BOOK REVIEW: Turtles All The Way Down – John Green
Turtles All the Way Down by John Green
My rating: 3 of 5 stars
It’s possible that John Green enthusiasts already come steeled to deal with heavy-duty emotional toil, given that his past books place teenagers in cancer, fatal accidents and parental neglect. Still, this book is a different kind of monster and it’s a shock when you encounter it. The last time I felt so desperately bleak was when I read 13 Reasons Why and that’s a book that really should be restricted reading. Should this book come with trigger warnings? Yes. And here they are: Mental illness, OCD, Child abuse. These are spoilers but I think the need for trigger warnings trumps the need to entertain the reader.
My complaint with John Green is his stock characters. Looking for Alaska and Paper Towns were both about the same confused, entitled girl and a confused, enamoured boy.
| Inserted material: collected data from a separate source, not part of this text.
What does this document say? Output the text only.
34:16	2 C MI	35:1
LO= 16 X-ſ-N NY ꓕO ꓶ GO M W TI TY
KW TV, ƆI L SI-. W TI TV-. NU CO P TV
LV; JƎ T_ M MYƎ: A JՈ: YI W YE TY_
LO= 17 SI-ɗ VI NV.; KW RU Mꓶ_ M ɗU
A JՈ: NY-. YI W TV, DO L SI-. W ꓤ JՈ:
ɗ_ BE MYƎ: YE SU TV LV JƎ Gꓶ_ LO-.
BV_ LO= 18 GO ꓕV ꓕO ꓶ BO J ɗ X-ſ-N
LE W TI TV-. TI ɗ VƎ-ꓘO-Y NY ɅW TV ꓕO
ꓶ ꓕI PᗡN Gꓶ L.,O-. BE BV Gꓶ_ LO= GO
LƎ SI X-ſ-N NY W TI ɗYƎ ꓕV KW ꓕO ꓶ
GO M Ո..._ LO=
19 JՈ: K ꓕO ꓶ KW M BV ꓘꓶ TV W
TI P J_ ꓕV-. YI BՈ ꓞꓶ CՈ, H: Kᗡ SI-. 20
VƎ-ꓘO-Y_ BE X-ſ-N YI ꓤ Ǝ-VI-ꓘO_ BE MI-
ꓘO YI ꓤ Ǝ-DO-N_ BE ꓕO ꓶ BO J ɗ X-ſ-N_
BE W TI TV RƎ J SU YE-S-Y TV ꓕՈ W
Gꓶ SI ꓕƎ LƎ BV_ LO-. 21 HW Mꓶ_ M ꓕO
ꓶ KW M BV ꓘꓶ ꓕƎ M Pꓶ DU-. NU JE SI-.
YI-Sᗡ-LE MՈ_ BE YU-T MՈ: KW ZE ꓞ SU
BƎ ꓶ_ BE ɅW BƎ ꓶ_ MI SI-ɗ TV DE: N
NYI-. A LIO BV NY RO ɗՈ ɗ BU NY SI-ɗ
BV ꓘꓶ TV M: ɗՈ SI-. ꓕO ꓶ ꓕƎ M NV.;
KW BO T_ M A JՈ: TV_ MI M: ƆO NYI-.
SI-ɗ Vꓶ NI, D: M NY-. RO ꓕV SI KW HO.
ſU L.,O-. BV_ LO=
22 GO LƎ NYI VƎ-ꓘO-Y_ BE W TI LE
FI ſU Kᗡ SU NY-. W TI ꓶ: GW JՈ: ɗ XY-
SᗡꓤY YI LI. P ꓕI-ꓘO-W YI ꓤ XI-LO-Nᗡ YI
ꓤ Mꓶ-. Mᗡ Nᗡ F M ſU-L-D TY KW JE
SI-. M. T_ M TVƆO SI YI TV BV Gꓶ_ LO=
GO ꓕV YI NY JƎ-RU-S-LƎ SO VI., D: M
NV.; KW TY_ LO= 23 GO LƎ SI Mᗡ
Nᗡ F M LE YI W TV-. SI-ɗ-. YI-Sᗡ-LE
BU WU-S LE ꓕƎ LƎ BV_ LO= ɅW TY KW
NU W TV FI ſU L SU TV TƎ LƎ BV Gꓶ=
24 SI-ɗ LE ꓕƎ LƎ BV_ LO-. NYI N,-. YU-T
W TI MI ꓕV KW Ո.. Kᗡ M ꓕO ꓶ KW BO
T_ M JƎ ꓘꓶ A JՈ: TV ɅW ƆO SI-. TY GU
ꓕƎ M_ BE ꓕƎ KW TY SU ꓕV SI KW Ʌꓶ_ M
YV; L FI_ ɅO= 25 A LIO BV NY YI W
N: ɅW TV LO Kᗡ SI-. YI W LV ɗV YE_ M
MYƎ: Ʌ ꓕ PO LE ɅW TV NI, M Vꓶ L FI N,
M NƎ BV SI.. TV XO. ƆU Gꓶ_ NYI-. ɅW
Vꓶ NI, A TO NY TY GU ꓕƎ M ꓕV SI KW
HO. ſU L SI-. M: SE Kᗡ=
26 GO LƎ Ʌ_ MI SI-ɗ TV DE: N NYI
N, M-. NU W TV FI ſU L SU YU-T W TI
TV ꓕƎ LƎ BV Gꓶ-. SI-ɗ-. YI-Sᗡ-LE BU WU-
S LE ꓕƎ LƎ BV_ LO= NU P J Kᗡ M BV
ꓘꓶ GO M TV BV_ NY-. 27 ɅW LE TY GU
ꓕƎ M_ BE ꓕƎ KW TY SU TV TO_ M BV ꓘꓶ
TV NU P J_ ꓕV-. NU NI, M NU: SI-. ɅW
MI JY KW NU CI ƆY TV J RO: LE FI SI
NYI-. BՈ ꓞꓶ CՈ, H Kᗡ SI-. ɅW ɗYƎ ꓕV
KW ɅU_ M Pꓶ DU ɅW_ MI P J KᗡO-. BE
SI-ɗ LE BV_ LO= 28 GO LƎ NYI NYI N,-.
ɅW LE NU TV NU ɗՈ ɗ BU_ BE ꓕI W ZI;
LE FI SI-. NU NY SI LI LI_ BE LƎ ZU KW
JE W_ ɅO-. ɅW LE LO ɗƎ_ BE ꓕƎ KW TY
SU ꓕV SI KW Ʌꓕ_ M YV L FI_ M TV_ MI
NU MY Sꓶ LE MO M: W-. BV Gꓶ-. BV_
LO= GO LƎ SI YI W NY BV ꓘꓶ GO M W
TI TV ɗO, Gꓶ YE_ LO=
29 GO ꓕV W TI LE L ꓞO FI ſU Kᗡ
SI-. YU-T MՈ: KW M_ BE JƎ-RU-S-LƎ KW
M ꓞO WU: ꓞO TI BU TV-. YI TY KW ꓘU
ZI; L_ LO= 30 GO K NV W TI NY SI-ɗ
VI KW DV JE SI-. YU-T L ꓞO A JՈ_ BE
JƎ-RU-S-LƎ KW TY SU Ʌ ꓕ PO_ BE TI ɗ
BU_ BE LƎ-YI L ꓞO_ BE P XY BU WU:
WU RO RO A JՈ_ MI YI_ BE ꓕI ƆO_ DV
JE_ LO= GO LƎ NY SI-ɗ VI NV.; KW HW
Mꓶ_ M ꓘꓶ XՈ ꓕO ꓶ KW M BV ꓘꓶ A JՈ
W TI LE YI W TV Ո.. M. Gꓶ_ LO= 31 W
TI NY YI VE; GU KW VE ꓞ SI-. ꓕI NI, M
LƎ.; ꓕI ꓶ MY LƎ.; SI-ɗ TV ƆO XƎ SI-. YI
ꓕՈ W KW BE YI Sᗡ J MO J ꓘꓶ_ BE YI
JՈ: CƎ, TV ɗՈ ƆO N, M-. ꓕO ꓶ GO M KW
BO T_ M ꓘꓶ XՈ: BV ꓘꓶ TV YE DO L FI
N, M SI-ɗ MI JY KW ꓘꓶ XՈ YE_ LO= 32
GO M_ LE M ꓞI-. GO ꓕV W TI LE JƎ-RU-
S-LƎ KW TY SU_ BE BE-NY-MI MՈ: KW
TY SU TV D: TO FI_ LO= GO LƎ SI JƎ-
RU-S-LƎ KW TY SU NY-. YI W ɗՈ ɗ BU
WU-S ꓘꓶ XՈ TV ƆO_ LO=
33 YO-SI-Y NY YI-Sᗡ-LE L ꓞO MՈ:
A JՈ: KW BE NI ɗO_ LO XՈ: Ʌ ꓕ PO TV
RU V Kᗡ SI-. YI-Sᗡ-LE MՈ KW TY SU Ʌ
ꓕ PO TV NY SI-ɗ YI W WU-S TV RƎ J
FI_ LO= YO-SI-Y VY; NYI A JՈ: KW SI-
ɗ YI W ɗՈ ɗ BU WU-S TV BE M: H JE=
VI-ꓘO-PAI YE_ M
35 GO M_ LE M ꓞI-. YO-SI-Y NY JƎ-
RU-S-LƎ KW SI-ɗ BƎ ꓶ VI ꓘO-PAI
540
This book arguably gives you again the starring duo from The Fault in Our Stars except instead of cancer, one has OCD and the other has some kind of parental neglect-triggered anxiety. There is even the high-strung best friend you feel sorry for, except this time it’s a girl and she’s poor, not blind.
Still, if you like your familiar characters and can handle teenagers in horrific situations, this book reads quite nicely, showing off Green’s strengths. Say what you will, but the man is good with his words. The conversations feel familiar but never trite. All his characters seem overly obsessed with literary references but they’re vulnerable and grey.
True to his formula, the book does not end on the expected happy ending but still on a positive note. Also, if you’re wondering what the title means, you get the reference in the last quarter of the book (again on formula, just like Paper Towns and The Fault In Our Stars). Maybe teenagers and other audiences for YA novels need a certain level of formula, especially to deal with the kind of gristly themes Green takes on. And in that, he manages to pull off another successful story that warms your heart, makes you cry a little and wish the world were kinder and then get up and move on.